海の上に存在する、人口三万人にも満たない小さな島。

年中穏やかな気候で、災害も少ない。

私は、そんな島で生まれ、そんな島の学校を卒業し、そんな島で働いている。

ある晴れた日の夕方。私は、仕事を終えて、いつものように、浜辺を歩きながら、打ち寄せられたガラスを探していた。

 

「この浜辺にあるガラスを集めて、それを一つの球体のオブジェにしてみよう。

そして、それを『星』と名付けよう」

 

一ヶ月前。ふと、そんな事を思いつき、私は仕事帰りにガラスを集め始めた。

 

普通、浜辺に打ち寄せられたガラスは、角が削られて、曇ったような独特の色をしている。しかし、この浜辺のガラスは、尖っていて、曇りもほとんどない。ただの割れたガラスのようだった。

そんなガラスを見つけるたびに、小さな空き缶に入れていく。ひたすら。ひたすら。辺りが暗くなるまで。

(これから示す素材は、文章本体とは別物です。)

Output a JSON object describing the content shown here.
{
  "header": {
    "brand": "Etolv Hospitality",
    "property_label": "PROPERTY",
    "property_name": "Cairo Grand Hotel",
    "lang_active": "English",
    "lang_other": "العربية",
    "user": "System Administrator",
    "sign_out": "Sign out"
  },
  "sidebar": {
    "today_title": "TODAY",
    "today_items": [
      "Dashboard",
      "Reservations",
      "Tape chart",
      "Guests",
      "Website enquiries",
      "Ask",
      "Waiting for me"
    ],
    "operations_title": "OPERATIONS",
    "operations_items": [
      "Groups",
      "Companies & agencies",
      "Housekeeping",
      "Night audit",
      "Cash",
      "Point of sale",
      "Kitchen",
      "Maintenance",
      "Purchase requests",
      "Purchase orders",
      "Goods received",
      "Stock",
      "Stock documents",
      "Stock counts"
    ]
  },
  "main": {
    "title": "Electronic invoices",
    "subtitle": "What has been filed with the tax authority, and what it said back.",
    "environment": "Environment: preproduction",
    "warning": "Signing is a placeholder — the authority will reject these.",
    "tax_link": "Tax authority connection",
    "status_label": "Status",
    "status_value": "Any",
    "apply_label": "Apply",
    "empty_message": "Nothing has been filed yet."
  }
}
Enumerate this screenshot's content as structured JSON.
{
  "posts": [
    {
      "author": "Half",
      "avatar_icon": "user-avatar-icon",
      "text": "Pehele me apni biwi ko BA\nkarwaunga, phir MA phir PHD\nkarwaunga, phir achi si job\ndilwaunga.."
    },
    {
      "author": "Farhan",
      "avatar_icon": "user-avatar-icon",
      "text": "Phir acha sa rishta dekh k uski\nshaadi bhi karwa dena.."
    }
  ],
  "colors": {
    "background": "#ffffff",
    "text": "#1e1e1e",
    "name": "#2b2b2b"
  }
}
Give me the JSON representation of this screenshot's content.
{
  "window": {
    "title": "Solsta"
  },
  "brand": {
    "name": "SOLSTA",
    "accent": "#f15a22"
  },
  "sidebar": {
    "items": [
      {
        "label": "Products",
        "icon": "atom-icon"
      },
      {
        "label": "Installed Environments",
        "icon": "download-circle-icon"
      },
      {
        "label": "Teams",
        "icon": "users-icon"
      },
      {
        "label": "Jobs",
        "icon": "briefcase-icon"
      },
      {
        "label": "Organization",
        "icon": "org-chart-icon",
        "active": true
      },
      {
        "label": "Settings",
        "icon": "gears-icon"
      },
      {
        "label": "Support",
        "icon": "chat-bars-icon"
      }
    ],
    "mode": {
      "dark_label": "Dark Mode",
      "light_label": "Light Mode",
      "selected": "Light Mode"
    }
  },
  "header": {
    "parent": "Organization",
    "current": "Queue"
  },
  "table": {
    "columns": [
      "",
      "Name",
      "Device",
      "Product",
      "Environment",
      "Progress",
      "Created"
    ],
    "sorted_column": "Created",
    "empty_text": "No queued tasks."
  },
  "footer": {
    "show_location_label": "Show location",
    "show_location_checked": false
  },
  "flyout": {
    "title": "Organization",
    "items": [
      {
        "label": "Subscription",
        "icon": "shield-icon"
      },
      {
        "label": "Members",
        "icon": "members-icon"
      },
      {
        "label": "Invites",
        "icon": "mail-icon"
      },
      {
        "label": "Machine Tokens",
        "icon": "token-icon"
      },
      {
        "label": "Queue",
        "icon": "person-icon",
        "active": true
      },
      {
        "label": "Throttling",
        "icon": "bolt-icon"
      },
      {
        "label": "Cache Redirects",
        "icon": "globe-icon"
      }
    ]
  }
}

夕日を透かしているガラス、は、見る角度によってその色を変化させて、面白い。何十分でも見ていられる。

 

 

晴れた夕方の空は、ピンクとオレンジが混じったような不思議な色をしていた。

今日は向こうの島がよく見える。

海を挟んですぐ。船で三十分ほどの所に、もう一つ島国がある。

同じくらいの大きさ、同じくらいの人口の島だ。

 

その国には、小さい頃に一度だけ、家族旅行で行ったことがあった。

ホテルの部屋から見た夕焼けがとても綺麗だった事を覚えている。

なぜ隣合っている国なのに、こんなに見える夕焼けの色が違うのだろう。沈み行く夕日を見ながらそんな事を考えていた

 

多分、初の海外旅行だったから、心が舞い上がっていた、のだとは思う。

気持ちによって物の見え方は変わってくる、とかいうやつ。

しかし、本当にそうだったかということを確かめるすべは無い。

今、こちらの国の人間が、向こうの国に行く事はできない。

 

 

「おーい」

後ろから声がした。そこには、ジーンスにTシャツ、スニーカーの女の人が一人、立っていた。

「今日もやってるの?」

「うん」私は、ガラス探しをしながら、答える。

「果てしないねぇ」

彼女は私の方に近づいてきて、私の缶を見た。

同い年の彼女は、この島にあるカフェで昼まで働いていた。夕方、仕事を終えると、時々浜辺に散歩をしにくる。彼女とは浜辺で何度か会ううちに、話すようになった。

 

「今日もカフェ?」

「そうそう。相変わらず暇だよ。よくあのカフェやっていけてるなって思う」

彼女はシニカルに笑い、しゃがんで地面を眺めた。

「ねえ、そんなことやってどうするの?」

彼女は挨拶のように、毎回私に尋ねてくる。

「祈り、だから」

「よくわからない」

「そう」

「そうそう。ま、他人なんだからわからなくて当然なんだけど。あ、あった」

彼女は砂にまみれたガラスを拾い上げた。

わからない、他人だから。

私は彼女の、そう言う事をハッキリ言えてしまうところが好きだった。

 

「今日も島がよく見える」

一つ拾って、もう飽きたのか、彼女は、ガラスを持ったまま、立ち上がって向こうの島の方を眺めた。

「そうだね」

「今日は、何も無いといいね」

「うん」

彼女は反対側を向き、視線を空の方に移した。

空はいつの間にかすっかり暗くなっていた。

 

 

「あ」

彼女は空を指差した。

振り向いて、彼女の指先を見る、と、小さな光が浮遊している。

三機の飛行機が、島の方に向かって飛んで行くのが見えた。

 

「……向こうの島、今夜も静かじゃなくなるね」

「ガラスもたくさん流れてくる」

「うん」

 

飛行機は少しずつこちらの方に近づいてきて、真上を通って、島の方に向かっていった。

飛行機を追っていた私達の目、は、再び向こうの島を捉えた。

私達はそちらを眺めていた。

少しして、彼女は自分の持っていたガラスを眺めた。

「これ、あれだよね、めっちゃ高級な家具ブランドのやつ」

 

彼女は私にそのガラスを見せた。薄暗い中、目を細めて見ると、ガラスには、小さなロゴが彫られていた。向こうの国で作られている高級な家具の破片だった。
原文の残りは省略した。